Европейская классическая философия (Марков) - страница 77

Другое важное достижение Вольфа – новое различение между «простыми» и «сложными» субстанциями. Для него это не просто два разных вида субстанций, но и два разных способа существования субстанций. Простая субстанция существует благодаря тому, что она не нуждается в анализе, она предстает как фактическая данность. Поэтому простые субстанции определяют, скажем, движение, потому что мы сразу можем сказать тогда, откуда именно и куда именно оно идет. Тогда как сложная субстанция дана как предмет анализа и определяется не только своими частями, но и своей связностью: связна она в пространстве или еще и во времени, или еще в сравнении с другими вещами. Связность – инструмент, позволяющий сопоставить одну сложную субстанцию с другими сложными субстанциями. Здесь Вольф сталкивался с некоторыми трудностями, например можно ли утверждать для такой сложной субстанции, как человек, бессмертие души и смертность тела, если ни то, ни другое не выводится из связности, но только из наблюдений вне этой связности? Вольф решал этот вопрос так – душа и тело суть наименования определенных способов существования сложной субстанции, а значит, бессмертие и смертность определяются не как собственные свойства частей, но как первичные свойства самой сложной субстанцией, тогда как «быть душой» и «быть телом» оказывается вторичным свойством. Что попало в физический мир, то оказалось телом, а что попало в мир размышлений и созерцаний, стало бессмертной душой. Потом это положение Вольфа будет жестко критиковать Кант, иногда ссылаясь, а иногда нет, потому что получается, что необходимость зависима от случайности, от такого случайного попадания, что нелепо.

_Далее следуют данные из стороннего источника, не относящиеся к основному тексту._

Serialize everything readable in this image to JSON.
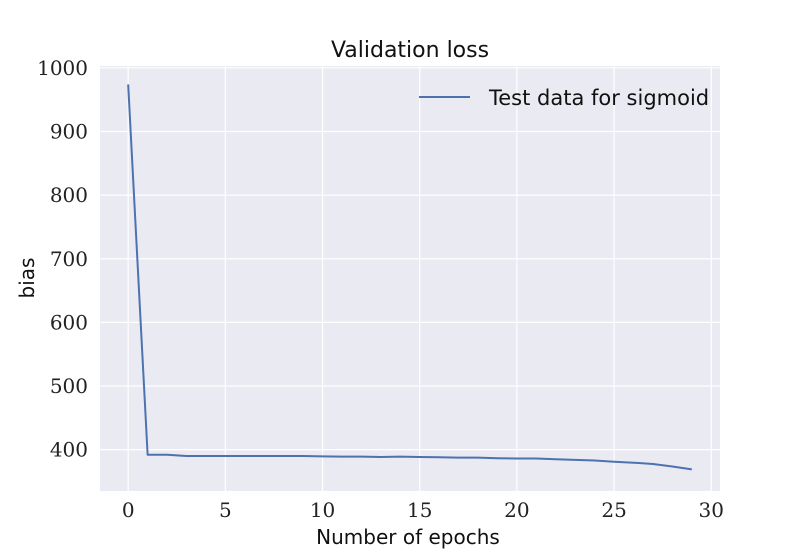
{
  "chart_data": {
    "type": "line",
    "title": "Validation loss",
    "xlabel": "Number of epochs",
    "ylabel": "bias",
    "xlim": [
      -1.45,
      30.45
    ],
    "ylim": [
      335,
      1003
    ],
    "x_ticks": [
      0,
      5,
      10,
      15,
      20,
      25,
      30
    ],
    "y_ticks": [
      400,
      500,
      600,
      700,
      800,
      900,
      1000
    ],
    "grid": true,
    "legend_position": "top-right",
    "series": [
      {
        "name": "Test data for sigmoid",
        "color": "#4c72b0",
        "x": [
          0,
          1,
          2,
          3,
          4,
          5,
          6,
          7,
          8,
          9,
          10,
          11,
          12,
          13,
          14,
          15,
          16,
          17,
          18,
          19,
          20,
          21,
          22,
          23,
          24,
          25,
          26,
          27,
          28,
          29
        ],
        "values": [
          974,
          392,
          392,
          390,
          390,
          390,
          390,
          390,
          390,
          390,
          389.5,
          389,
          389,
          388.5,
          389,
          388.5,
          388,
          387.5,
          387.5,
          386.5,
          386,
          386,
          385,
          384,
          383,
          381,
          379.5,
          377.5,
          373.5,
          369
        ]
      }
    ]
  },
  "style": {
    "plot_background": "#eaeaf2",
    "grid_color": "#ffffff"
  }
}
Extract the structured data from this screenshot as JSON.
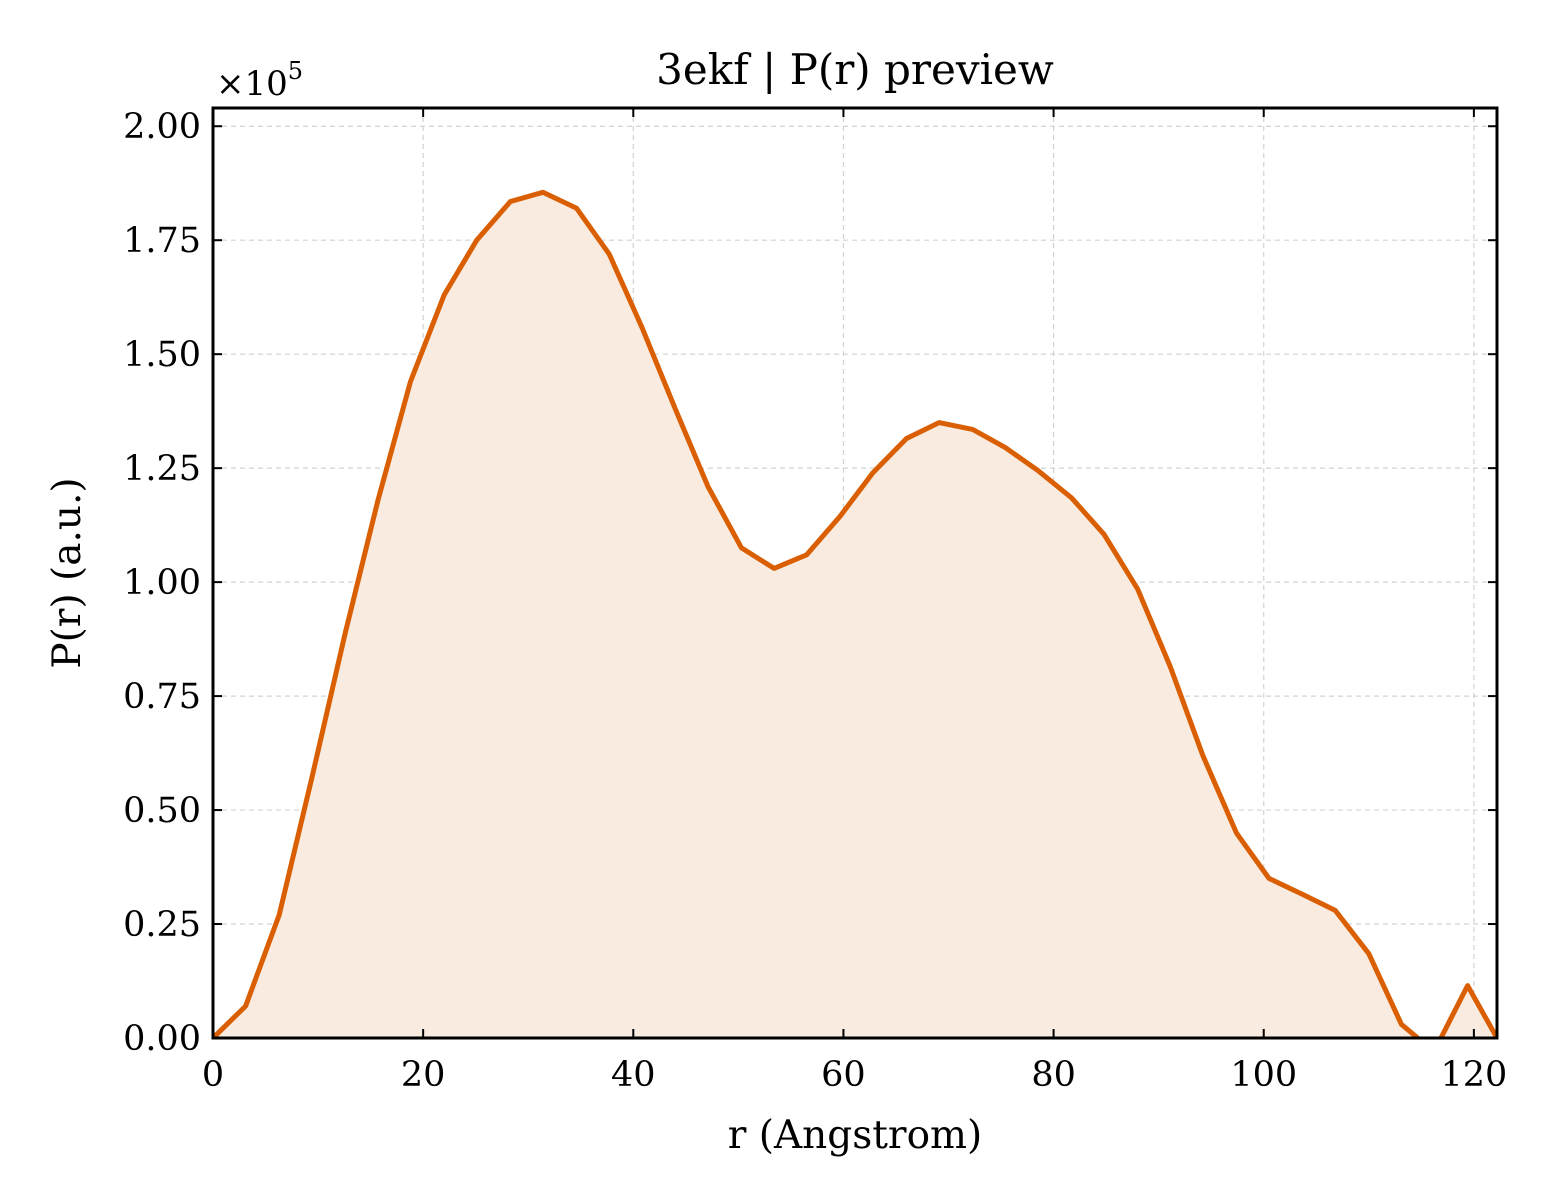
{
  "chart_data": {
    "type": "area",
    "title": "3ekf | P(r) preview",
    "xlabel": "r (Angstrom)",
    "ylabel": "P(r) (a.u.)",
    "y_offset_text": "×10",
    "y_offset_exponent": "5",
    "xlim": [
      0,
      122.2
    ],
    "ylim": [
      0,
      2.04
    ],
    "x_ticks": [
      0,
      20,
      40,
      60,
      80,
      100,
      120
    ],
    "x_tick_labels": [
      "0",
      "20",
      "40",
      "60",
      "80",
      "100",
      "120"
    ],
    "y_ticks": [
      0,
      0.25,
      0.5,
      0.75,
      1.0,
      1.25,
      1.5,
      1.75,
      2.0
    ],
    "y_tick_labels": [
      "0.00",
      "0.25",
      "0.50",
      "0.75",
      "1.00",
      "1.25",
      "1.50",
      "1.75",
      "2.00"
    ],
    "grid": true,
    "line_color": "#d95f02",
    "fill_color": "#f9ebe0",
    "series": [
      {
        "x": [
          0,
          3.1,
          6.3,
          9.4,
          12.6,
          15.7,
          18.8,
          22.0,
          25.1,
          28.3,
          31.4,
          34.6,
          37.7,
          40.8,
          44.0,
          47.1,
          50.3,
          53.4,
          56.5,
          59.7,
          62.8,
          66.0,
          69.1,
          72.3,
          75.4,
          78.5,
          81.7,
          84.8,
          88.0,
          91.1,
          94.2,
          97.4,
          100.5,
          103.7,
          106.8,
          110.0,
          113.1,
          116.2,
          119.4,
          122.2
        ],
        "y": [
          0.0,
          0.07,
          0.27,
          0.57,
          0.89,
          1.18,
          1.44,
          1.63,
          1.75,
          1.835,
          1.855,
          1.82,
          1.72,
          1.56,
          1.38,
          1.21,
          1.075,
          1.03,
          1.06,
          1.145,
          1.24,
          1.315,
          1.35,
          1.335,
          1.295,
          1.245,
          1.185,
          1.105,
          0.985,
          0.815,
          0.62,
          0.45,
          0.35,
          0.315,
          0.28,
          0.185,
          0.03,
          -0.03,
          0.115,
          0.0
        ]
      }
    ]
  }
}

Иоганн Николас Тетенс (1736–1807), современник Канта, был таким же универсальным умом, как Лейбниц и Вольф. Из-под его пера выходили труды по биологии и зоологии, а как директор Датского королевского банка он провел одну из лучших денежных реформ в истории. Если Вольф рассматривал строение сложных субстанций, Тетенс стал также рассматривать строение сложных понятий, видя в них не просто способ схватывания какой-то ситуации в бытии, но и способ соотнесения чувственного и умственного в самой нашей философской работе. Тетенс рассуждает так: люди обычно мыслят поспешно, и выражение этой поспешности – фантазия, то есть произвольное обобщение большого числа данных. Тогда как сложное понятие препятствует такой фантазии и, более того, говорит, как именно различаются возможность и закономерность. Скажем, понятие «птица» включает в себя как крылья, так и определенную аэродинамическую форму – и крылья говорят о возможности полета, а форма, сходная у всех птиц, – о закономерностях в птичьем мире. Так наши фантазии останавливаются, и мы понимаем уже границы наших понятий, как они останавливаются перед возможностями и перед закономерностями. Конечно, Тетенс не столь радикален как Кант в «Критиках», но все равно показывает, что границами обладают не только физические, но и интеллектуальные вещи.